And when lynching doesn’t actually improve the situation, they’ll just pick the next sucker to sacrifice—because fear always works, fear of the other, fear fueled by resentment and powerlessness and shame.
Jesus came to liberate us from sin and death and Hell, not just in the world to come but in the here and now. Let’s be clear about that. If His Gospel were naught but pie in the sky by and by, nobody would have killed Him. Nobody would have bothered with crucifixion. Because He would have been harmless! Heck, the Empire might’ve found Him helpful, offering the opiate of the masses, keeping the commoners quiescent. Rome loved mystery cults, after all. Let Jesus open up one of those, make some money hocking afterlife assurances.
But that’s not at all how He rolled. I mean, we’re talking about the guy who inaugurated His public ministry with the Beatitudes at the Sermon on the Mount. Remember those? Blessed are the poor, the hungry, the mourning, the meek, and the merciful; blessed are the peacemakers, the prosecuted, and the pure?
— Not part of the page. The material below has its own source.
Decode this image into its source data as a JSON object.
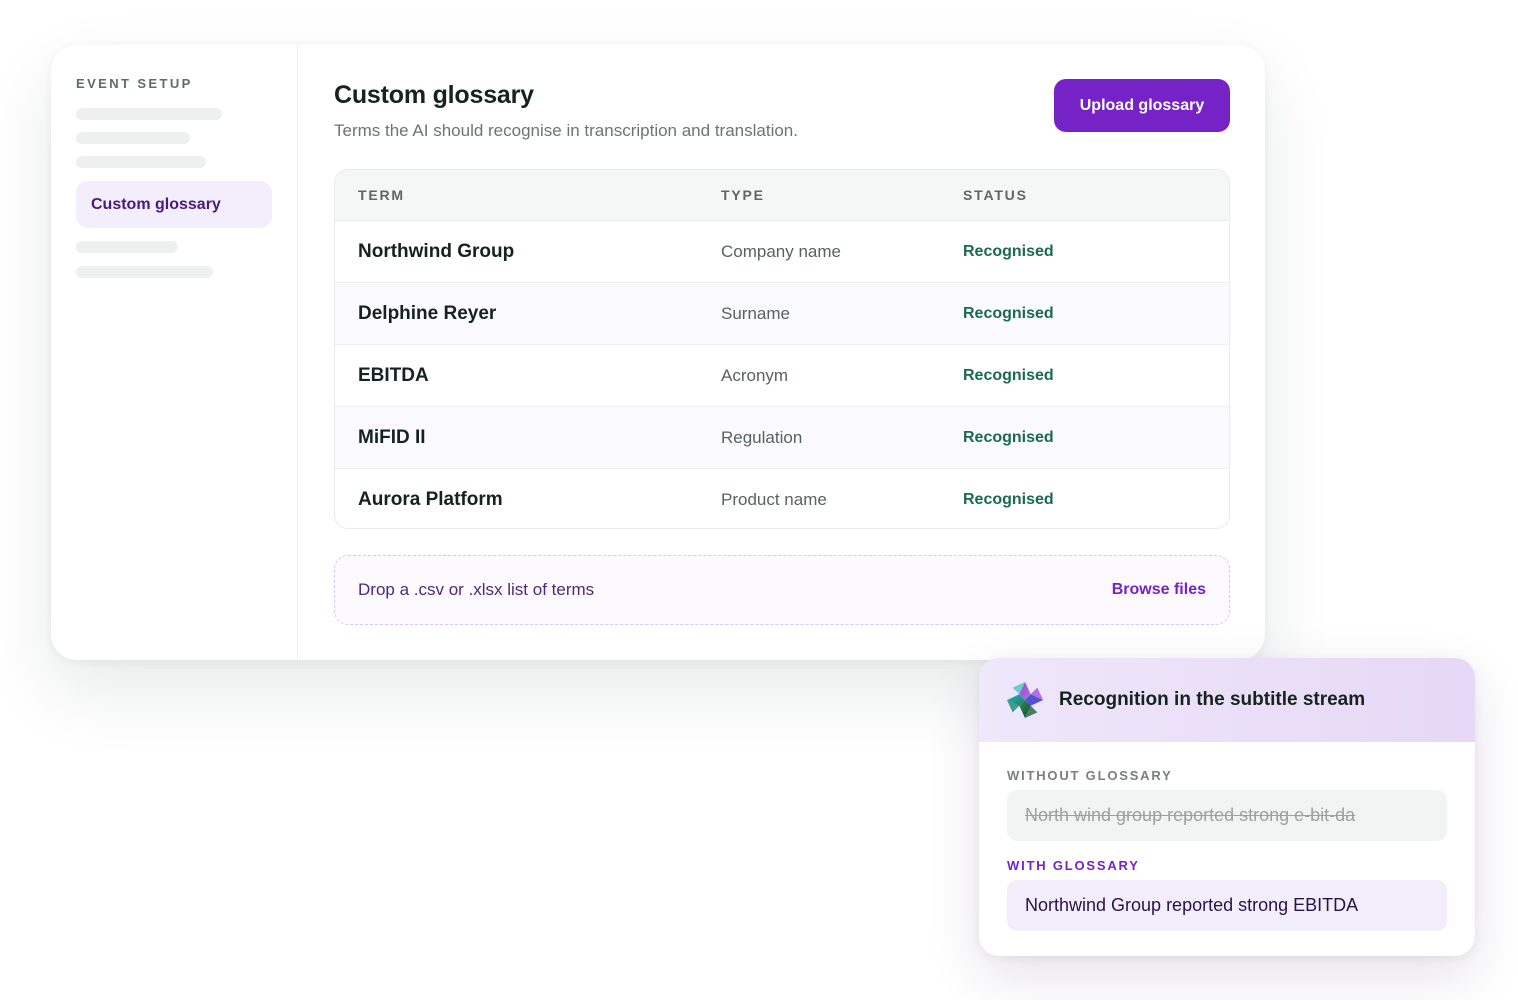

These are not saccharine sentiment. These are fighting words, Jesus throwing down the gauntlet, His transvaluation of values.
He’s taking the morals of the mighty Roman Empire—of the Western armies occupying His homeland—and flipping them all on their heads. Romans valued strength, beauty, wealth, fame, in and of themselves. The poor had no rights, peacemakers no value. Warmongers were the heroes of Rome: powerful men imposing Pax Romana—civilization whether you wanted it or not—in order to reap the rewards. Their gods had declared imperium sine fine, “empire without end,” borne on the backs of their millions of slaves.
Other peoples had risen up, Jews and Gentiles alike, brandishing the sword to fight for freedom. They’d been crushed, one and all, beneath the hobnailed heels of the Legions. Still they held out hope for a Messiah, and Savior, come to liberate the land and call down fire upon their oppressors. Heavyweight problems call for heavyweight solutions, after all. Push a people far enough, and they’ll resort to violence. But nobody could out-violence Rome, not back then. The Empire made massacre both a science and an art.
Jesus doesn’t preach violence. He knows that’s the devil’s game. But neither does He preach passivity, nor will He shut up. Jesus always, always embraces a third way, the path of active nonviolent resistance, speaking truth to power, elevating the lowly, waging peace. And that’s more dangerous to the Empire than anything else could be. Rome stays in power by convincing the world that might makes right, and then making sure that they are the mightiest of all. They want you to play by their rules, the rules of armies and economics.
But Christ is unafraid, utterly unafraid. He knows, going in, that His path is to the Cross. He knows what a life dedicated to limitless divine love will cost Him: everything. It will cost Him everything. And that is the price that He was born willing to pay. So what can you do against a Man like that, a Man who isn’t intimidated, a Man who can’t be cowed? Well, you kill Him, of course. That’s the trump card; that’s the final arbiter: violence and the silence of the grave.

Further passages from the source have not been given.